All of this is dangerous as to its impact on people.  One only has to look at the latest Barna Polls about what is going on in churches to see that these large churches are alienating people even as they grow.  People come, but others either burn out trying to keep pace with the manic pace of programs proliferated by these churches or they get lost in the crowd and forgotten.  I meet a least a person every day who is a displaced Christian, often hurt, lonely and broken, not only by what they have experienced in life, but by the cold emptiness that they feel when a church surrounded by thousands of people who don’t even know their name.  Some churches do recognize that people have issues that need to be addressed and have in-house “Christian Counseling” programs or refer members to “Christian Counseling” services.   I think that there certainly is a place for clinically trained therapists in the life of a church; however this is not really pastoral care, even when they use “Biblical” methods.   In a sense it is the outsourcing by pastors of one of the most vital missions entrusted to a church, the pastoral care of the flock of God to others, in a sense, “hirelings.”  Again my issue is not with the therapists or Christian counselors, but rather pastors who refuse to do pastoral care as part of their ministry.

Ultimately it is people that are important, even those who are not rich, powerful and who have problems that don’t fit nicely into theological boxes or paradigms promoted by church growth experts. It is high time that churches start reclaiming one of the most vital missions given by Jesus to his Disciples, to care for the least, the lost and the lonely. The onus for this falls on pastors who cannot simply outsource one of their primary missions as given by Jesus himself to others.  If pastors do not set the example of being caring pastoral care givers, it will not matter that they are supposedly “empowering” laypeople to do ministry.  Instead it sends another more ominous message, that if it is not important for the pastor, why should it be important to me?  Every member of the church at some time goes through a crisis when their faith, family, health or vocation.  Sometimes these are not isolated events but rather prolonged periods of anguish, as what Saint Johnof the Cross described as “the Dark Night of the Soul” where it seems that God has even abandoned the person.  Unfortunately people in this situation are often abandoned by their church as things fail to improve.  Despairing they become the lost sheep whose shepherd has abandoned.  This is the hardest time for pastoral care, the times where we as pastors are called to stand with someone as Mary the Mother of Jesus did at the Cross, just simply being there though nothing else can be done.
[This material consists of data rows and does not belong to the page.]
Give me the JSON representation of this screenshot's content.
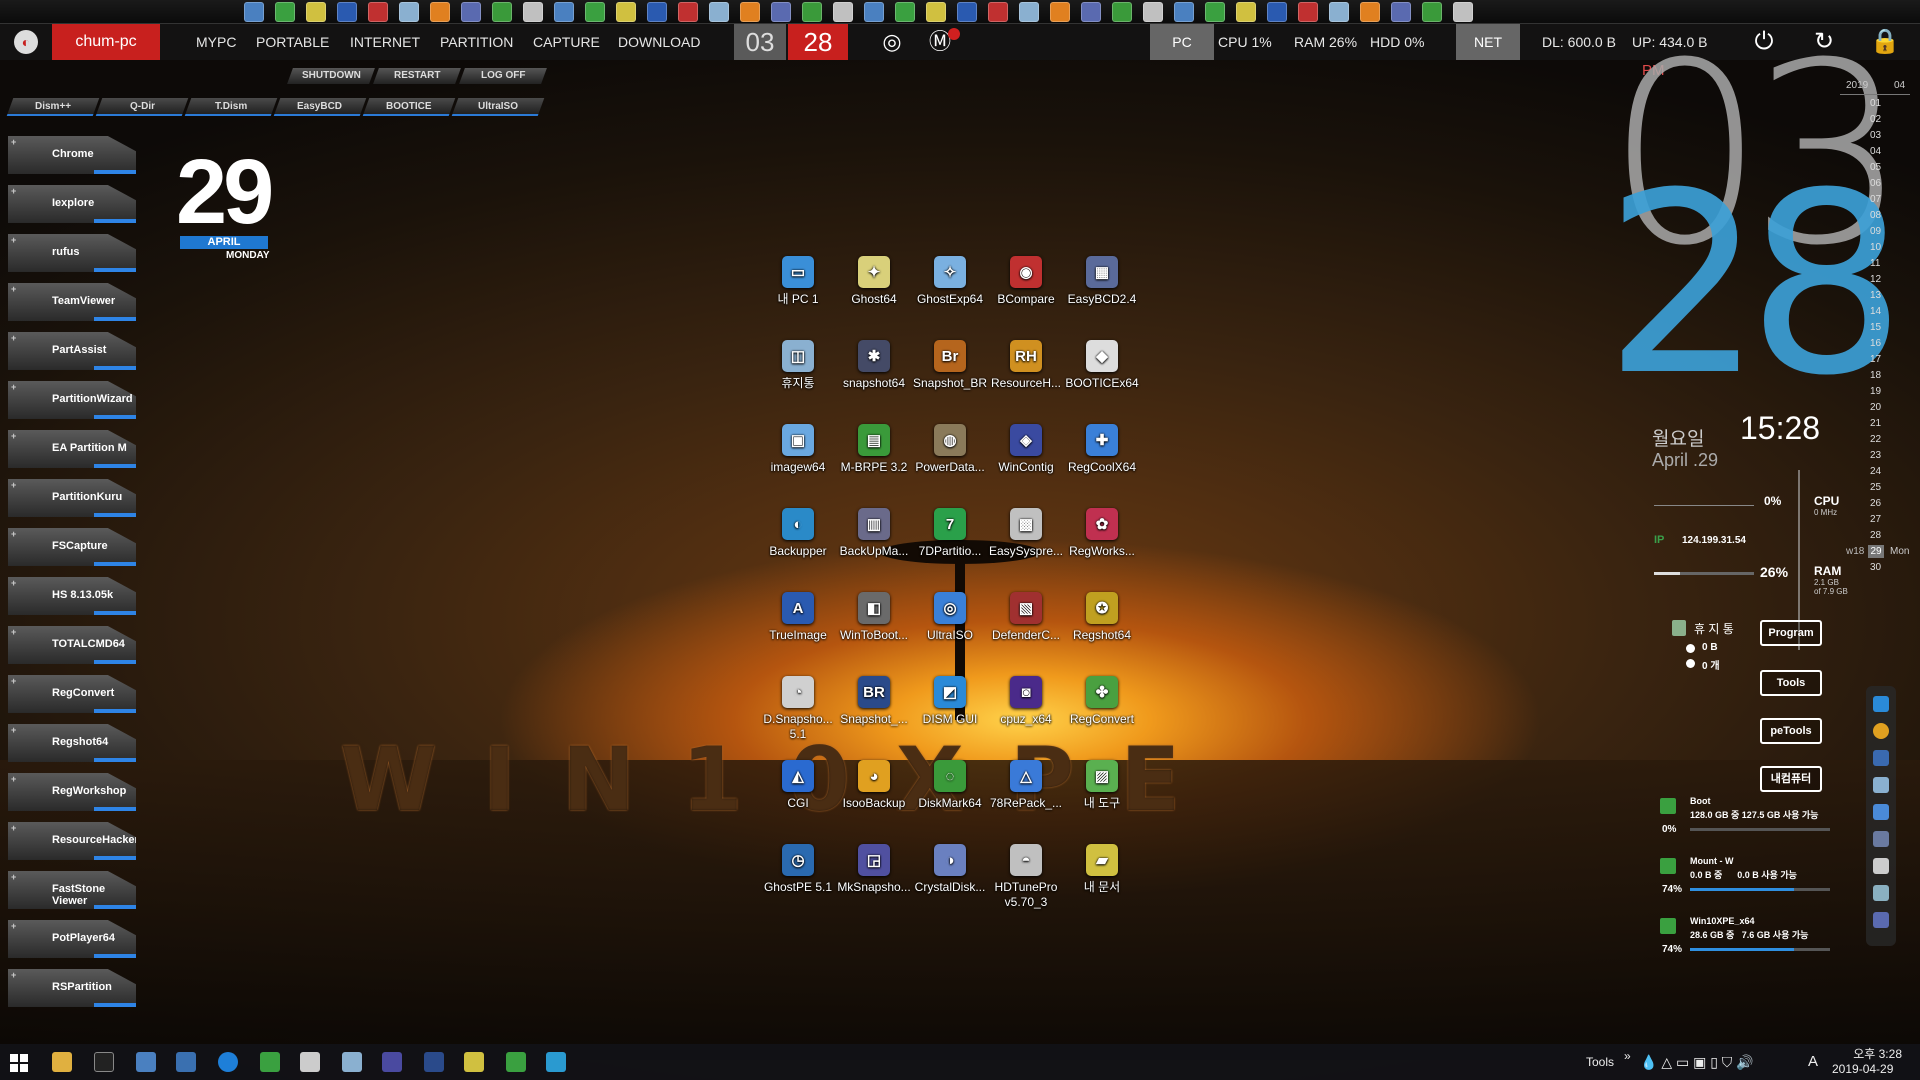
{
  "topbar": {
    "hostname": "chum-pc",
    "menus": [
      "MYPC",
      "PORTABLE",
      "INTERNET",
      "PARTITION",
      "CAPTURE",
      "DOWNLOAD"
    ],
    "hour": "03",
    "minute": "28",
    "pc_label": "PC",
    "cpu": "CPU 1%",
    "ram": "RAM 26%",
    "hdd": "HDD 0%",
    "net_label": "NET",
    "dl": "DL: 600.0 B",
    "up": "UP: 434.0 B"
  },
  "shortcuts_top": [
    "SHUTDOWN",
    "RESTART",
    "LOG OFF"
  ],
  "shortcuts": [
    "Dism++",
    "Q-Dir",
    "T.Dism",
    "EasyBCD",
    "BOOTICE",
    "UltraISO"
  ],
  "launcher": [
    "Chrome",
    "Iexplore",
    "rufus",
    "TeamViewer",
    "PartAssist",
    "PartitionWizard",
    "EA Partition M",
    "PartitionKuru",
    "FSCapture",
    "HS 8.13.05k",
    "TOTALCMD64",
    "RegConvert",
    "Regshot64",
    "RegWorkshop",
    "ResourceHacker",
    "FastStone Viewer",
    "PotPlayer64",
    "RSPartition"
  ],
  "date": {
    "day": "29",
    "month": "APRIL",
    "weekday": "MONDAY"
  },
  "icons": [
    [
      "내 PC 1",
      "Ghost64",
      "GhostExp64",
      "BCompare",
      "EasyBCD2.4"
    ],
    [
      "휴지통",
      "snapshot64",
      "Snapshot_BR",
      "ResourceH...",
      "BOOTICEx64"
    ],
    [
      "imagew64",
      "M-BRPE 3.2",
      "PowerData...",
      "WinContig",
      "RegCoolX64"
    ],
    [
      "Backupper",
      "BackUpMa...",
      "7DPartitio...",
      "EasySyspre...",
      "RegWorks..."
    ],
    [
      "TrueImage",
      "WinToBoot...",
      "UltraISO",
      "DefenderC...",
      "Regshot64"
    ],
    [
      "D.Snapsho... 5.1",
      "Snapshot_...",
      "DISM GUI",
      "cpuz_x64",
      "RegConvert"
    ],
    [
      "CGI",
      "IsooBackup",
      "DiskMark64",
      "78RePack_...",
      "내 도구"
    ],
    [
      "GhostPE 5.1",
      "MkSnapsho...",
      "CrystalDisk...",
      "HDTunePro v5.70_3",
      "내 문서"
    ]
  ],
  "icon_glyphs": [
    [
      "▭",
      "✦",
      "✧",
      "◉",
      "▦"
    ],
    [
      "◫",
      "✱",
      "Br",
      "RH",
      "◆"
    ],
    [
      "▣",
      "▤",
      "◍",
      "◈",
      "✚"
    ],
    [
      "◐",
      "▥",
      "7",
      "▩",
      "✿"
    ],
    [
      "A",
      "◧",
      "◎",
      "▧",
      "✪"
    ],
    [
      "◔",
      "BR",
      "◩",
      "◙",
      "✤"
    ],
    [
      "◭",
      "◕",
      "◌",
      "△",
      "▨"
    ],
    [
      "◷",
      "◲",
      "◑",
      "◓",
      "▰"
    ]
  ],
  "icon_colors": [
    [
      "#3a8fd8",
      "#d9d07a",
      "#7ab0e0",
      "#c03030",
      "#5a6a9a"
    ],
    [
      "#8ab0d0",
      "#444a66",
      "#b5651d",
      "#d09020",
      "#ddd"
    ],
    [
      "#6aa8e0",
      "#3a9a3a",
      "#8a7a5a",
      "#3a4aa0",
      "#3a80d8"
    ],
    [
      "#2a8ac8",
      "#6a6a8a",
      "#2aa04a",
      "#c0c0c0",
      "#c03050"
    ],
    [
      "#2a5ab0",
      "#6a6a6a",
      "#3a80d8",
      "#a03030",
      "#c0a020"
    ],
    [
      "#d0d0d0",
      "#2a4a8a",
      "#2a8ad8",
      "#4a2a8a",
      "#4aa040"
    ],
    [
      "#2a6ad0",
      "#e0a020",
      "#3a9a3a",
      "#3a7ad8",
      "#5ab050"
    ],
    [
      "#2a6ab0",
      "#5050a0",
      "#6a80c0",
      "#c0c0c0",
      "#d0c040"
    ]
  ],
  "clock": {
    "ampm": "PM",
    "hour": "03",
    "minute": "28",
    "day_ko": "월요일",
    "date_en": "April .29",
    "time": "15:28"
  },
  "calendar": {
    "year": "2019",
    "month": "04",
    "days": [
      "01",
      "02",
      "03",
      "04",
      "05",
      "06",
      "07",
      "08",
      "09",
      "10",
      "11",
      "12",
      "13",
      "14",
      "15",
      "16",
      "17",
      "18",
      "19",
      "20",
      "21",
      "22",
      "23",
      "24",
      "25",
      "26",
      "27",
      "28",
      "29",
      "30"
    ],
    "week": "w18",
    "today": "29",
    "today_name": "Mon"
  },
  "meters": {
    "cpu_pct": "0%",
    "cpu_label": "CPU",
    "cpu_sub": "0 MHz",
    "ip_label": "IP",
    "ip": "124.199.31.54",
    "ram_pct": "26%",
    "ram_label": "RAM",
    "ram_sub1": "2.1 GB",
    "ram_sub2": "of 7.9 GB",
    "ram_fill": 0.26
  },
  "recycle": {
    "title": "휴 지 통",
    "size": "0 B",
    "count": "0 개"
  },
  "buttons": [
    "Program",
    "Tools",
    "peTools",
    "내컴퓨터"
  ],
  "drives": [
    {
      "pct": "0%",
      "name": "Boot",
      "info": "128.0 GB 중 127.5 GB 사용 가능",
      "fill": 0.0
    },
    {
      "pct": "74%",
      "name": "Mount - W",
      "info": "0.0 B 중      0.0 B 사용 가능",
      "fill": 0.74
    },
    {
      "pct": "74%",
      "name": "Win10XPE_x64",
      "info": "28.6 GB 중   7.6 GB 사용 가능",
      "fill": 0.74
    }
  ],
  "tray": {
    "tools": "Tools",
    "chevron": "»",
    "ime": "A",
    "time": "오후 3:28",
    "date": "2019-04-29"
  },
  "colors": {
    "accent_red": "#c8201e",
    "accent_blue": "#2e84e6"
  },
  "top_icons": {
    "power": "power-icon",
    "refresh": "refresh-icon",
    "lock": "lock-icon"
  }
}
Now do I understand that the demands of running a large church can be sometimes become such that pastors have difficulty making time for pastoral care?  Of course I understand this, at the same time pastors, even those who function primarily as pastor-teacher/CEOs still have the responsibility of caring for people, not simply administering programs and preaching.  Pastors need to set the example of care for people, real people, the regular Joe’s and Jane’s who populate their pews and buy all their spiritual wares even if it is only in small ways, not just the super-givers or the wealthy and powerful.  James’s “right strawly epistle” (Martin Luther’s words) has much to say about favoring the rich and powerful and neglecting the poor and seemingly insignificant people hanging about the peanut galleries of their large “Worship Centers.”  Even if the pastor has limited time he or she must be about the flock, or they will forget what the needs of the flock really are and instead of the People of God, the lambs who Jesus says to care for they will simply be the consumers of a religious message who we have to keep coming back to keep the operation going.

My sermon is over and I do hope that there will be more “amen’s” than calls for burning me as a heretic.